I WISH San Diego had been the place for me. The home I dreamed of. It just wasn’t. After 13 years, I feel sure in this statement. When something is FOR me, I just know it. I know it in all of my being. No matter how I tried to transform myself inside of San Diego, there was always a mismatch. A longing inside me for somewhere else that matched me.
Over the past couple of years, there has been a growing unrest inside me. I criticized myself for it. I had an extremely comfortable life in San Diego. I had the perfect one-bedroom cottage in a hip neighborhood with parking and laundry inside my house. I lived two miles from work. And I had the best boss on any planet in any dimension or alternate universe. She is No. 1.
I had coworkers who make the world go ‘round. I had built loving and lasting friendships with people from many walks of life and of course at the end of every day I always had Buttercup.
I could go on listing all of the wonderful qualities of my old life – I was wearing shorts in January, folks. San Diego is paradise and there is no two ways about that.
However, it just wasn’t my paradise. I grew restless and bored. I wanted room to roam and nature at my fingertips.
I am a girl from the mountains. I am an Adirondack kid and I can’t ever shut up about that. I love talking about living in the woods and that our class trips were hiking and skiing expeditions. I love remembering all the funny things that we all did to get by in the mountains. Things that were commonplace to us, but are far outside the norm for city slickers.

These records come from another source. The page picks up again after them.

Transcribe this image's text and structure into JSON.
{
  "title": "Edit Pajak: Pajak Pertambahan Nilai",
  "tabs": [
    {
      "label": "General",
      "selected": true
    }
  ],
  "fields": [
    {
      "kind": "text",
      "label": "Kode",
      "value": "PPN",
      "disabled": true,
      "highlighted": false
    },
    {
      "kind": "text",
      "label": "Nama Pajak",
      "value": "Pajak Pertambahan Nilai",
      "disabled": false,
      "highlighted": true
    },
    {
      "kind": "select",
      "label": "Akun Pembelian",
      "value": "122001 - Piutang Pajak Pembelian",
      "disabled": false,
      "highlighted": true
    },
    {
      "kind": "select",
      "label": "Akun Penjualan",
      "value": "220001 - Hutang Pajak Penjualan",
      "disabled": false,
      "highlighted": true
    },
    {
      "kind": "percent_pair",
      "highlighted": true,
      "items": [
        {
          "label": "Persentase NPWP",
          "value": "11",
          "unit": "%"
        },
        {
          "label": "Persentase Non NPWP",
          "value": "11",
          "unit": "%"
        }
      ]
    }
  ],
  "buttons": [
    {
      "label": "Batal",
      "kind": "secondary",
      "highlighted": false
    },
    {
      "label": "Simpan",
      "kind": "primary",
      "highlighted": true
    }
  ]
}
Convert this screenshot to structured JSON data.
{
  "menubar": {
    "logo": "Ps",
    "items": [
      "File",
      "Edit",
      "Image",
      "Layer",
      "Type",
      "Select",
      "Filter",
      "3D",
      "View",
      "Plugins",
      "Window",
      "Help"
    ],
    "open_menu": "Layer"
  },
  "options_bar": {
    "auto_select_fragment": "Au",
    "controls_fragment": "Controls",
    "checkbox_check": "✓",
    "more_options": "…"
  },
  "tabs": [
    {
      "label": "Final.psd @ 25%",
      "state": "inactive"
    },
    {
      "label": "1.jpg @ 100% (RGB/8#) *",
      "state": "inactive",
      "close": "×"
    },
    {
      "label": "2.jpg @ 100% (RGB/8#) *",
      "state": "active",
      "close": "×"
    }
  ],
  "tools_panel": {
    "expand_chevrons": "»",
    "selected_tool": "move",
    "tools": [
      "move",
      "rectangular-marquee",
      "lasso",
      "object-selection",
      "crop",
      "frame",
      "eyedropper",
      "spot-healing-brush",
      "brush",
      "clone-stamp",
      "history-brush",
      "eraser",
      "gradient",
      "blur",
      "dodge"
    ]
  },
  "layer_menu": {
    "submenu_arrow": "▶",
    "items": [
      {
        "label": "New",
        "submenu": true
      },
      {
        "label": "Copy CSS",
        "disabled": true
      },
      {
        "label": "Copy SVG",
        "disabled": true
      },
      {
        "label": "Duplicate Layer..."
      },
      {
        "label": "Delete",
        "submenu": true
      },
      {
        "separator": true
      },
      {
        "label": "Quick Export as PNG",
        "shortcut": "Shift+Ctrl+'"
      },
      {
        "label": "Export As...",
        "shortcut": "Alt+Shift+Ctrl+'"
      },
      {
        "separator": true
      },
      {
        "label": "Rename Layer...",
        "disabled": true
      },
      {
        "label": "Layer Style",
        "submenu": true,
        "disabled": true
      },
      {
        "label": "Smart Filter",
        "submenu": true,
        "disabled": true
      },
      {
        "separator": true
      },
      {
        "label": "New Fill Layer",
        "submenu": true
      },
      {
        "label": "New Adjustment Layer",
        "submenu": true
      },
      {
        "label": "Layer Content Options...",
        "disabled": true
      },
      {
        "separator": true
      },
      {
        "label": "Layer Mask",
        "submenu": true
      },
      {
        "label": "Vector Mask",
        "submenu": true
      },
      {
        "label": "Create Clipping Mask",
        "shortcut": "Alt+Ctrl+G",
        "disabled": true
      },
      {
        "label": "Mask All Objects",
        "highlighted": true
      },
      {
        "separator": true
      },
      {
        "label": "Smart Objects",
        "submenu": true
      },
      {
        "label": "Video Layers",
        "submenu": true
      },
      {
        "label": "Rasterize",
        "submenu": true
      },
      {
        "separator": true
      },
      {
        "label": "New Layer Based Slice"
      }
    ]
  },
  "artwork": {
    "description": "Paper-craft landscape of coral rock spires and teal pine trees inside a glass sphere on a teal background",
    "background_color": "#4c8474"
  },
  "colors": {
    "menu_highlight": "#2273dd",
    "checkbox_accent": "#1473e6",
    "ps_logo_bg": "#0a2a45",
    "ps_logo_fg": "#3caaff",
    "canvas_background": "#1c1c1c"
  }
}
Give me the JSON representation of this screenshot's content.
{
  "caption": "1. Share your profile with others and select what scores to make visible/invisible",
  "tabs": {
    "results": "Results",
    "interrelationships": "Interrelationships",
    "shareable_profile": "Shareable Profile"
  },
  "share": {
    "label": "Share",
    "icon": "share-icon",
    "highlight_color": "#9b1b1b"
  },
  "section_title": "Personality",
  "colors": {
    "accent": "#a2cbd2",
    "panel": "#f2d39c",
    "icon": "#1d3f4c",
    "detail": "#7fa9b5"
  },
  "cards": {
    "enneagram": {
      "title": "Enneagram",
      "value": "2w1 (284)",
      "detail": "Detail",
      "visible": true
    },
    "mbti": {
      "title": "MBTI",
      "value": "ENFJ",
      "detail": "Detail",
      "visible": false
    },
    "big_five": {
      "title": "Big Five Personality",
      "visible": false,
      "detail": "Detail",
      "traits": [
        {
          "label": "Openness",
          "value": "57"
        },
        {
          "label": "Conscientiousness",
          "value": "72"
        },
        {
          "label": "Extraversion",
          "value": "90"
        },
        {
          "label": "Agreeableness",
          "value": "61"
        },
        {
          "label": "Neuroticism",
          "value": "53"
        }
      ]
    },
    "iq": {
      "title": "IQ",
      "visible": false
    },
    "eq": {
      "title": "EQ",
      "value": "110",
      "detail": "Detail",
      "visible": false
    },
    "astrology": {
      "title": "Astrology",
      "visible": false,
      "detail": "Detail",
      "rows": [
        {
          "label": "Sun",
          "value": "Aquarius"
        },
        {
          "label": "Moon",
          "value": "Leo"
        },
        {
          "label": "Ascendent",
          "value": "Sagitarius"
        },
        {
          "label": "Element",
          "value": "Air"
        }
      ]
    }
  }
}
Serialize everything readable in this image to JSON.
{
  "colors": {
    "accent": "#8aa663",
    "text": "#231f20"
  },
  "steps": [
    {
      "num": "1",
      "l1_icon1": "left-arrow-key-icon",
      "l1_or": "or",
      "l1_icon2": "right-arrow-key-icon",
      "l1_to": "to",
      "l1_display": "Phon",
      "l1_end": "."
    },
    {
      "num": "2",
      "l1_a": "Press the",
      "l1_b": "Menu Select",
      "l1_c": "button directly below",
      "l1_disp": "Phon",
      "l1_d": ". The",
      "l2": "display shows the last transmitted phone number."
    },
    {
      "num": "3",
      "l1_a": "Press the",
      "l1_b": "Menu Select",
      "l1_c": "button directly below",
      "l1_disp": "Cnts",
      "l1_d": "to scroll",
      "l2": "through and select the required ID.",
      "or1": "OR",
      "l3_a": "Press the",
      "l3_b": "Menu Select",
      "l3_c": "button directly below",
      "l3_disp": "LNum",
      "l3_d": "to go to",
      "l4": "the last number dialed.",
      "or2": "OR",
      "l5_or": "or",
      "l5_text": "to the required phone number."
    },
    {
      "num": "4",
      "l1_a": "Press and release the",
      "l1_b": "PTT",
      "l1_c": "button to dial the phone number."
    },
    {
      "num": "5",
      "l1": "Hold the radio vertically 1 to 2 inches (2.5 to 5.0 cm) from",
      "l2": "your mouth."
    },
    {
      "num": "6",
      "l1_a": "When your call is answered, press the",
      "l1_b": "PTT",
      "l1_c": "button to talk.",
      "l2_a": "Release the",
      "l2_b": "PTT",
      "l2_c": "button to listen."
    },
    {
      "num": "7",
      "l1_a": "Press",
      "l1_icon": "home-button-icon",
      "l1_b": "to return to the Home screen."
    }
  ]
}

I have been missing the mountains something fierce. I also realized that every time I visited Portland, I never wanted to go back home except to be with Buttercup.
Maybe I am telling this story all a little backwards but that’s quite alright. I don’t want to be caught in focusing on a narrative when the important matter is that the Universe has been sending me the signs of Portland for more than a decade.
I remember in 2004 my friend Sean describing Portland to me and it sounded like Utopia. I tucked that information in the back of my mind and set about my life. I never forgot his words and I can see in my mind the excitement on his face when he was describing the lush landscape of Oregon.
Then over the years people would say to me “you belong in Portland.” I started to relate to that as some distant dream because I had no idea how to extract myself from the comfort of San Diego. Why on earth would I do such a thing?
They (and by “they” I mean Oprah) say that a call from your soul starts out as a whisper then becomes a brick to your forehead the longer you ignore it. Well, on Dec. 27 the brick came and I could not say no. My dad asked me that if he and my mom gave me the first month of rent for Portland could I make the leap. There was no way to say no to that. The rent I would be paying would be to move in with my dear friend and constant adventure buddy Jenn.
So I said yes. And I was terrified to dismantle my life in one month. I got rid of 99 percent of my possessions. My mom flew out from Florida, we cleaned out my place, packed the car and drove 1,000 miles in two days. Buttercup was an angel and only had some meows from the backseat but other than that no complaints.
We arrived in Portland at about 2 p.m. on Jan. 31. Jenn welcomed me with hugs and laughter and a few days later it is starting to sink in what I have done.
It is no small thing to uproot yourself in obedience to a call in your heart. It is an intangible thing. I have no physical documentation to prove that I am supposed to do this. I have nothing but a zillion little clues that took me here. Inexplicable synchronicities that light my path ahead.
Here I am. In Portland. In some moments I am asking myself “WTF did I do?” In others, I have a smile cracked across my face because I know there is so much goodness to come this year. I also know that I am the dreamer of the dream and I create my life. I say how it goes and I declare that this is going to be remarkable. This is a chapter that will be full of love, adventure and overwhelming joy.
I am beyond grateful.
End note: I am sure there are more words to come on this subject. I am still settling into this new world. I miss my San Diego people so much. I am also so grateful for a soft place to land in Portland. I couldn’t have done this without Jenn.